19:05:43:Successfully acquired database lock
19:05:43:Enabled folding slot 00: PAUSED cpu:12 (by user)
19:05:43:Enabled folding slot 01: PAUSED gpu:0:Navi 14 [Radeon RX 5500/5500M / Pro 5500M] (by user)
Just tried
FAHBench-cmd with the following result. It also shows some error:
Code: Select all
FAHBench Simulation
-------------------
Plugin directory: "/usr/lib/openmm"
Work unit: dhfr
WU Name: Dihydrofolate reductase
WU Description: A common system for benchmarking molecular dynamics
System XML: /usr/share/fahbench/workunits/dhfr/system.xml
Integrator XML: /usr/share/fahbench/workunits/dhfr/integrator.xml
State XML: /usr/share/fahbench/workunits/dhfr/state.xml
Step chunk: 40
Device ID 0; Platform OpenCL; Platform ID 0
Run length: 60s
Loading plugins from plugin directory
Number of registered plugins: 3
Deserializing input files: system
Deserializing input files: state
Deserializing input files: integrator
Creating context (may take several minutes)
Checking accuracy against reference code
Creating reference context (may take several minutes)

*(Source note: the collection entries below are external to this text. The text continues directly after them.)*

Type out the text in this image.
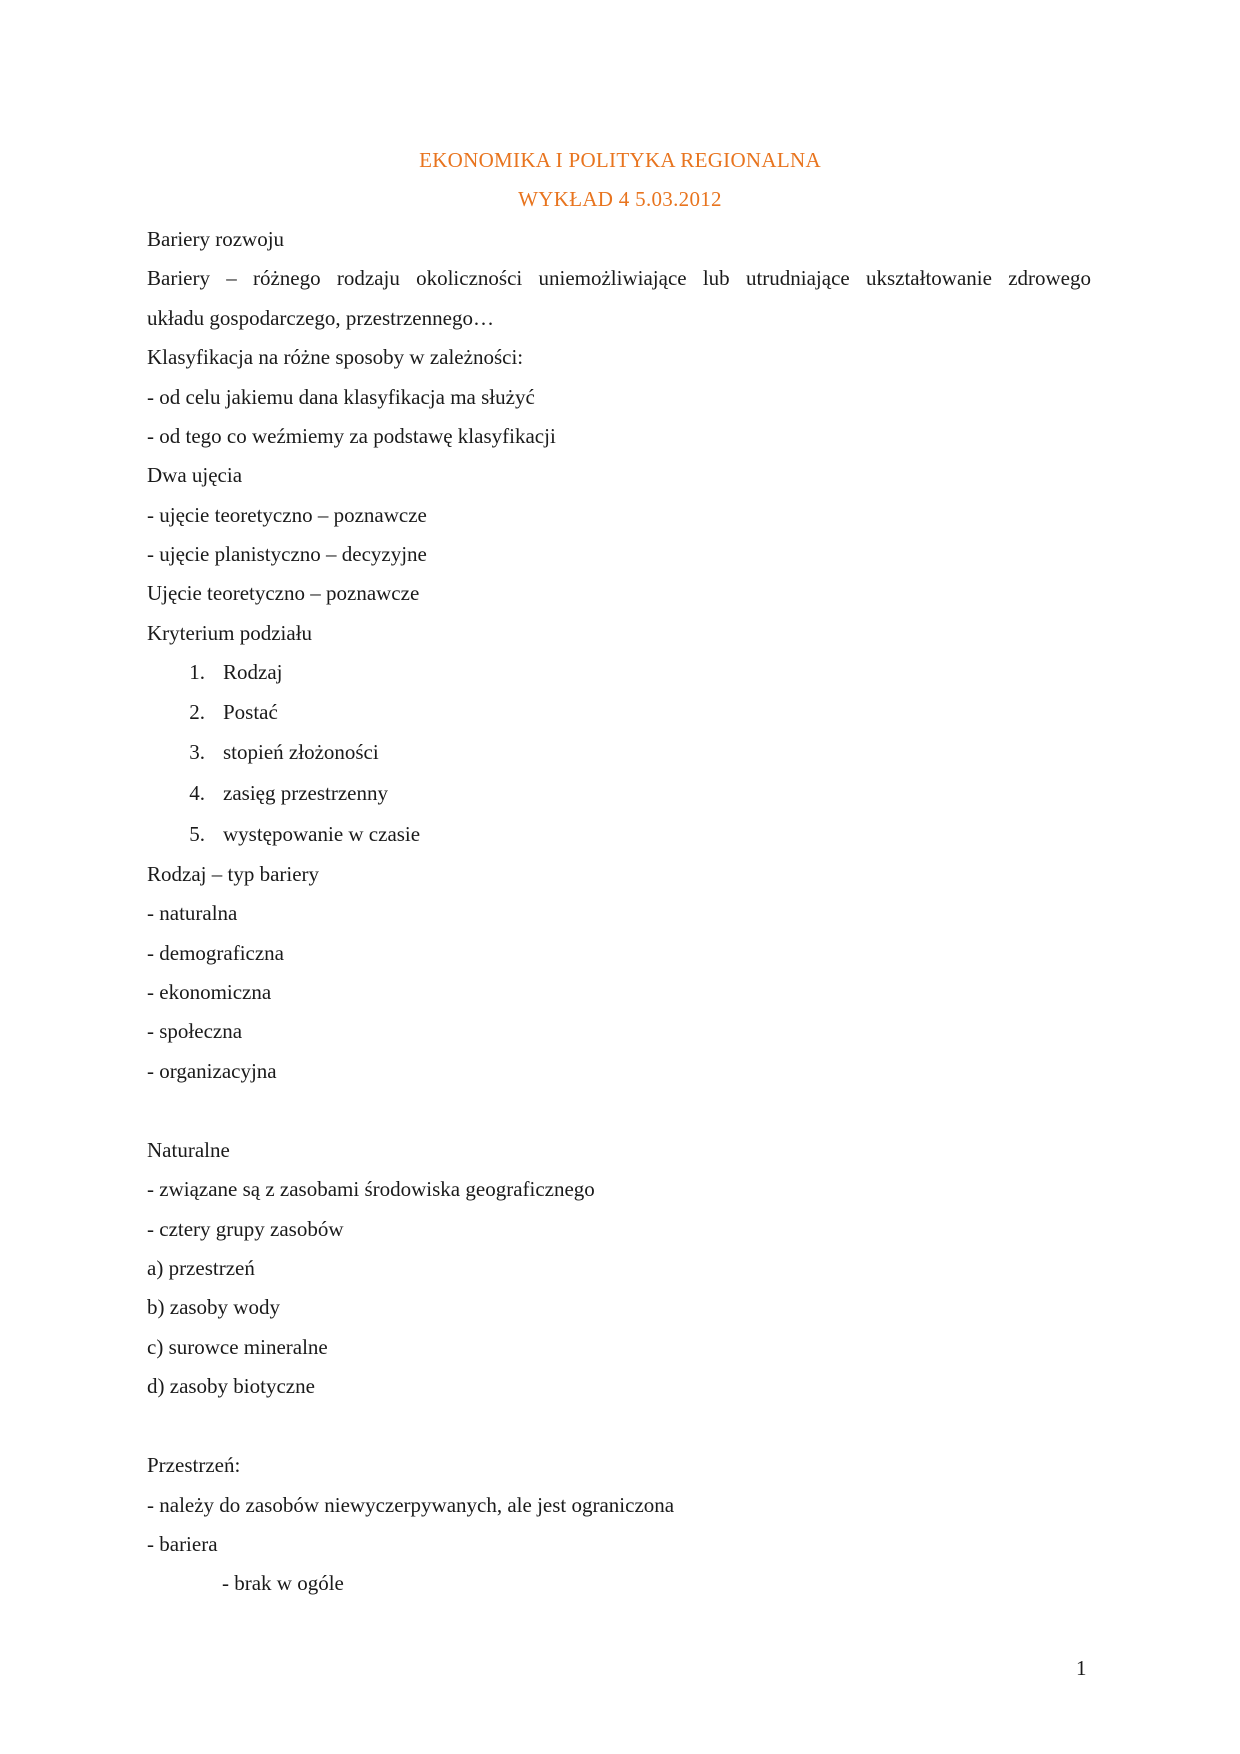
EKONOMIKA I POLITYKA REGIONALNA
WYKŁAD 4 5.03.2012
Bariery rozwoju
Bariery – różnego rodzaju okoliczności uniemożliwiające lub utrudniające ukształtowanie zdrowego
układu gospodarczego, przestrzennego…
Klasyfikacja na różne sposoby w zależności:
- od celu jakiemu dana klasyfikacja ma służyć
- od tego co weźmiemy za podstawę klasyfikacji
Dwa ujęcia
- ujęcie teoretyczno – poznawcze
- ujęcie planistyczno – decyzyjne
Ujęcie teoretyczno – poznawcze
Kryterium podziału
1. Rodzaj
2. Postać
3. stopień złożoności
4. zasięg przestrzenny
5. występowanie w czasie
Rodzaj – typ bariery
- naturalna
- demograficzna
- ekonomiczna
- społeczna
- organizacyjna
Naturalne
- związane są z zasobami środowiska geograficznego
- cztery grupy zasobów
a) przestrzeń
b) zasoby wody
c) surowce mineralne
d) zasoby biotyczne
Przestrzeń:
- należy do zasobów niewyczerpywanych, ale jest ograniczona
- bariera
- brak w ogóle
1
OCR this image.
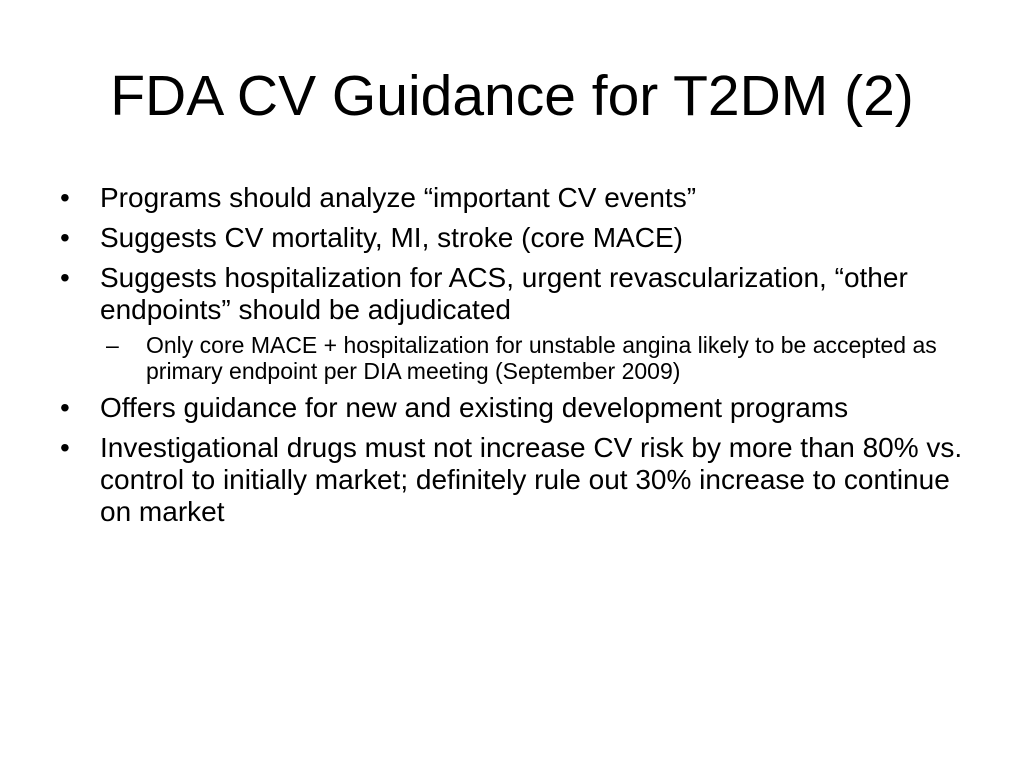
FDA CV Guidance for T2DM (2)
•	Programs should analyze “important CV events”
•	Suggests CV mortality, MI, stroke (core MACE)
•	Suggests hospitalization for ACS, urgent revascularization, “other endpoints” should be adjudicated
–	Only core MACE + hospitalization for unstable angina likely to be accepted as primary endpoint per DIA meeting (September 2009)
•	Offers guidance for new and existing development programs
•	Investigational drugs must not increase CV risk by more than 80% vs. control to initially market; definitely rule out 30% increase to continue on market
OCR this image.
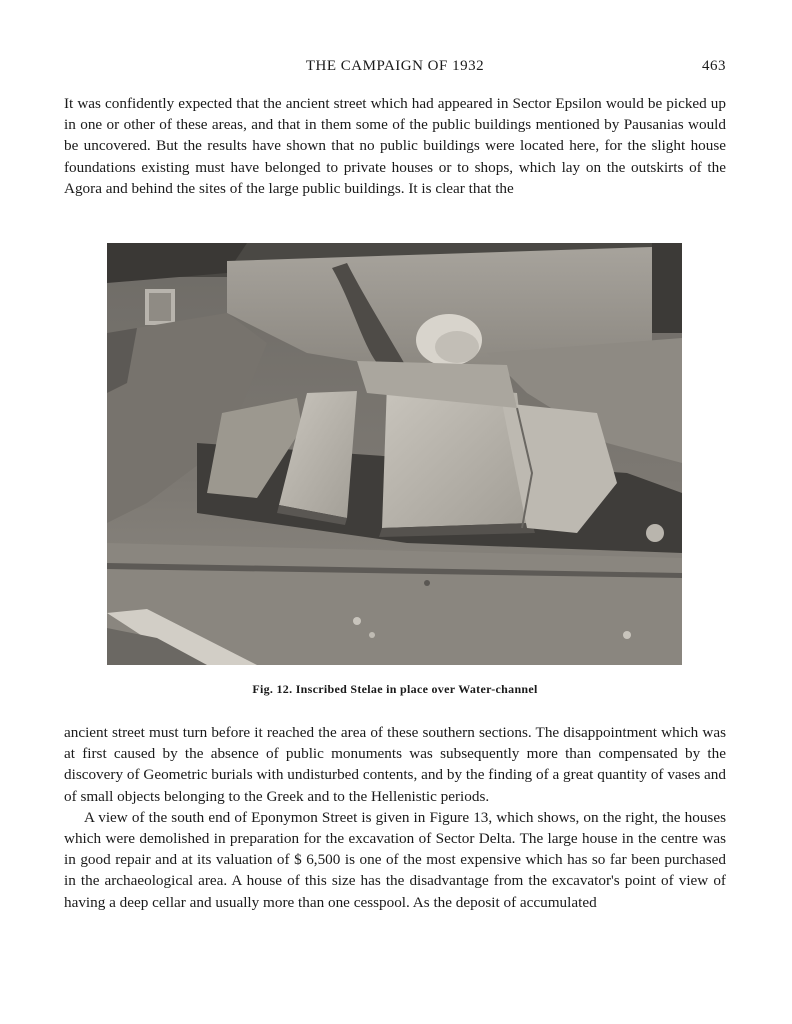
THE CAMPAIGN OF 1932	463

It was confidently expected that the ancient street which had appeared in Sector Epsilon would be picked up in one or other of these areas, and that in them some of the public buildings mentioned by Pausanias would be uncovered. But the results have shown that no public buildings were located here, for the slight house foundations existing must have belonged to private houses or to shops, which lay on the outskirts of the Agora and behind the sites of the large public buildings. It is clear that the

Fig. 12. Inscribed Stelae in place over Water-channel

ancient street must turn before it reached the area of these southern sections. The disappointment which was at first caused by the absence of public monuments was subsequently more than compensated by the discovery of Geometric burials with undisturbed contents, and by the finding of a great quantity of vases and of small objects belonging to the Greek and to the Hellenistic periods.

A view of the south end of Eponymon Street is given in Figure 13, which shows, on the right, the houses which were demolished in preparation for the excavation of Sector Delta. The large house in the centre was in good repair and at its valuation of $ 6,500 is one of the most expensive which has so far been purchased in the archaeological area. A house of this size has the disadvantage from the excavator's point of view of having a deep cellar and usually more than one cesspool. As the deposit of accumulated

Comparing forces and energy
Something went wrong:
Force RMSE error of 27153.7 with threshold of 5
4n0n wrote:Are the returned WUs considered "successfully returned" in my case?
Thanks for the link. My bonus stats implicate, that WU's are only distinguished between "returned in time" and "timed out". All my failed WUs seem
not to be counted as "timed out". So they must have been either counted as "returned in time" or not counted at all. So i have no impact on bonus stats and am fine with 99.xy percent.